We adore our dogs so when their behavior or mood is “off” or they seem unhappy, it’s devastating. If your dog has looked depressed recently, or has struggled with sadness in the past, you know how confusing and frustrating it can be.
The hardest thing about a sad or depressed dog is that we can’t ask them what’s wrong.
Vets agree that depression in dogs is not uncommon, fortunately, though, it rarely lasts for a long period of time.
How can you tell if your dog is depressed or lonely?
If your dog seems depressed, there are certain signs and symptoms to look for with your pup.
Dogs show signs of depression just like humans do.
These symptoms may not be as noticeable as a physical illness or sickness in your pup, leading many dog owners to overlook the possibility of their dog being depressed.
Some symptoms of dog depression are:
- Decreased activity
- Sleeping a lot
- Loss of interest in things he used to enjoy
- Change in eating habits
- Drinking less water
- Not greeting his owner
- Hiding or staying in one place for long periods of time
- Excessive paw licking
If your dog suffers from any of these symptoms, it’s important to take them to the vet for an evaluation.
Before diagnosing a dog as depressed, your vet will want to rule out all other medical conditions that could cause similar behavior.
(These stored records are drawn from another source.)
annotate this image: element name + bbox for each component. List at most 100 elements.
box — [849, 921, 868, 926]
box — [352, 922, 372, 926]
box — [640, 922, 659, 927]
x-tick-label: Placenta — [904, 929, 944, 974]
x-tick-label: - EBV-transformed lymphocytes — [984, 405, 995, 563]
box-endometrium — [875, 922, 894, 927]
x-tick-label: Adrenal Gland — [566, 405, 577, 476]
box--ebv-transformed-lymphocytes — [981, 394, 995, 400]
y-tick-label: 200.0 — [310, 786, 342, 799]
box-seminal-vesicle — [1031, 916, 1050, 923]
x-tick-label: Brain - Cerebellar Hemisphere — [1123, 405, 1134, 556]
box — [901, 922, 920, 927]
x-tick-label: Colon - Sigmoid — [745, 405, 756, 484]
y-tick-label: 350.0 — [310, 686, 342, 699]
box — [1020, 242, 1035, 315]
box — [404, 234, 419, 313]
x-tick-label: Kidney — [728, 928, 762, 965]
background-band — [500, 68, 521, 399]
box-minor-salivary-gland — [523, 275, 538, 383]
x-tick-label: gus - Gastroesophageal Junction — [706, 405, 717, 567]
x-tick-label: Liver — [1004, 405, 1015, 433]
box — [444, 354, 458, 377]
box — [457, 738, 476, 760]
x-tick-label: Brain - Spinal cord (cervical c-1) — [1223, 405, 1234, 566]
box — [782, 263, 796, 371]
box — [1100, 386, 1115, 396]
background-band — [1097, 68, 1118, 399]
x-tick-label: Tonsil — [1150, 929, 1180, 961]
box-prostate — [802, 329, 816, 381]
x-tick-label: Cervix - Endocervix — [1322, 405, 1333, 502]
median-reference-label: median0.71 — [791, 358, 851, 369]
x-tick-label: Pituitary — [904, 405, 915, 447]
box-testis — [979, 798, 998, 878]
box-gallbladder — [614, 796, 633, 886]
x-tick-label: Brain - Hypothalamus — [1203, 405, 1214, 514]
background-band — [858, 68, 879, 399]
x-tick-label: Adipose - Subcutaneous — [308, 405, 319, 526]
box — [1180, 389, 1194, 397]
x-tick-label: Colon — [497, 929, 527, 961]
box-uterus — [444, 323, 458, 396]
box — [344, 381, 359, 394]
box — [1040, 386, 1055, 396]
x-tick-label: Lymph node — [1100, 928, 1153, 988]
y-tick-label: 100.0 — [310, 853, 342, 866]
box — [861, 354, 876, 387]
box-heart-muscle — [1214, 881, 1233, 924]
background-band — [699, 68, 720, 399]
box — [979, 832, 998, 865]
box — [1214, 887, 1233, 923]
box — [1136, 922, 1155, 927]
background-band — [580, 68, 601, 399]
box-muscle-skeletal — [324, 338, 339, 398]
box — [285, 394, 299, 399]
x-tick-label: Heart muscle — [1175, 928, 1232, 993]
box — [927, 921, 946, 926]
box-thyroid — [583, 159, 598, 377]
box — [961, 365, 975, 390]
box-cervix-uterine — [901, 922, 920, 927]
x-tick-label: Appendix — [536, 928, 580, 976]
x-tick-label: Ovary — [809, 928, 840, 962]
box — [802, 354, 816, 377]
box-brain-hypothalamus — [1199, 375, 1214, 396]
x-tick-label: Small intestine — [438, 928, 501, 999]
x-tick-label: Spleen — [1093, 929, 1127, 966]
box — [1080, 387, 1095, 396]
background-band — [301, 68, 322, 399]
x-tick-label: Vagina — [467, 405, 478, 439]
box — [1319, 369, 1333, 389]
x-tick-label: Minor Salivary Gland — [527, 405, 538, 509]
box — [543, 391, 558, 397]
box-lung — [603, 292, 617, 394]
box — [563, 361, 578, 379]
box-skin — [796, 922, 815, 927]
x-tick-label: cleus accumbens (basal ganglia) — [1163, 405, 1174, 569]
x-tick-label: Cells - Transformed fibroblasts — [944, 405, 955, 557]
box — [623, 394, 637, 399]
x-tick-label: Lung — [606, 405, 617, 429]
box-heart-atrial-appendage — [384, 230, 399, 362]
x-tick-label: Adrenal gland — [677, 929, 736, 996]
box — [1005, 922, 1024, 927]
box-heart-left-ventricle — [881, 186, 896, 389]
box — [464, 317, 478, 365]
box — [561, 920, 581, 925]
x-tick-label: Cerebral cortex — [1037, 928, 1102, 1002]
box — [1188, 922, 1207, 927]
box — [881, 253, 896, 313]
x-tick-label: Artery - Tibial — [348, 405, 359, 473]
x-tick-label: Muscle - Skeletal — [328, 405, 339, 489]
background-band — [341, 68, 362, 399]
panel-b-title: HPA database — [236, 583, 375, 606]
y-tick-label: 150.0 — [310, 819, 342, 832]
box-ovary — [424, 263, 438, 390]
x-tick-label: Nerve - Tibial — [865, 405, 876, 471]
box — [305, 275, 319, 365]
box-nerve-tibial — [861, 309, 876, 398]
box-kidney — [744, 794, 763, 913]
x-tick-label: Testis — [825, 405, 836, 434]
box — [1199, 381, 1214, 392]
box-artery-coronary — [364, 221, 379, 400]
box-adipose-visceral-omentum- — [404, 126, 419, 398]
Taking your pup to a new vet?
What causes depression in dogs?
It can be difficult to pinpoint exactly why depression occurs in pups, but changes to a dog’s routine can cause depression.
Also, the addition of another pet is a common trigger, as is a new partner, baby, or family member in the house.
There are other mental health issues dogs deal with that may appear as canine depression.
For instance, dogs can suffer from separation anxiety if their owners are away for an extended period of time, which may lead to your dog's mood changing.
Seasonal affective disorder (SAD) is one that affects both animals and humans and can make your pup experience depression.
If your dog suddenly appears down in the colder months when the sun is shining less, SAD might be the culprit.
The most common cause of severe dog depression, though, is the loss of a companion; animal or human. Dogs feel grief and they feel it in their owners as well.
Is my dog depressed or bored?
Some pet owners might dismiss their dog’s behavior as boredom. If this is the case, try taking your dog out for activities they used to enjoy and see how they respond.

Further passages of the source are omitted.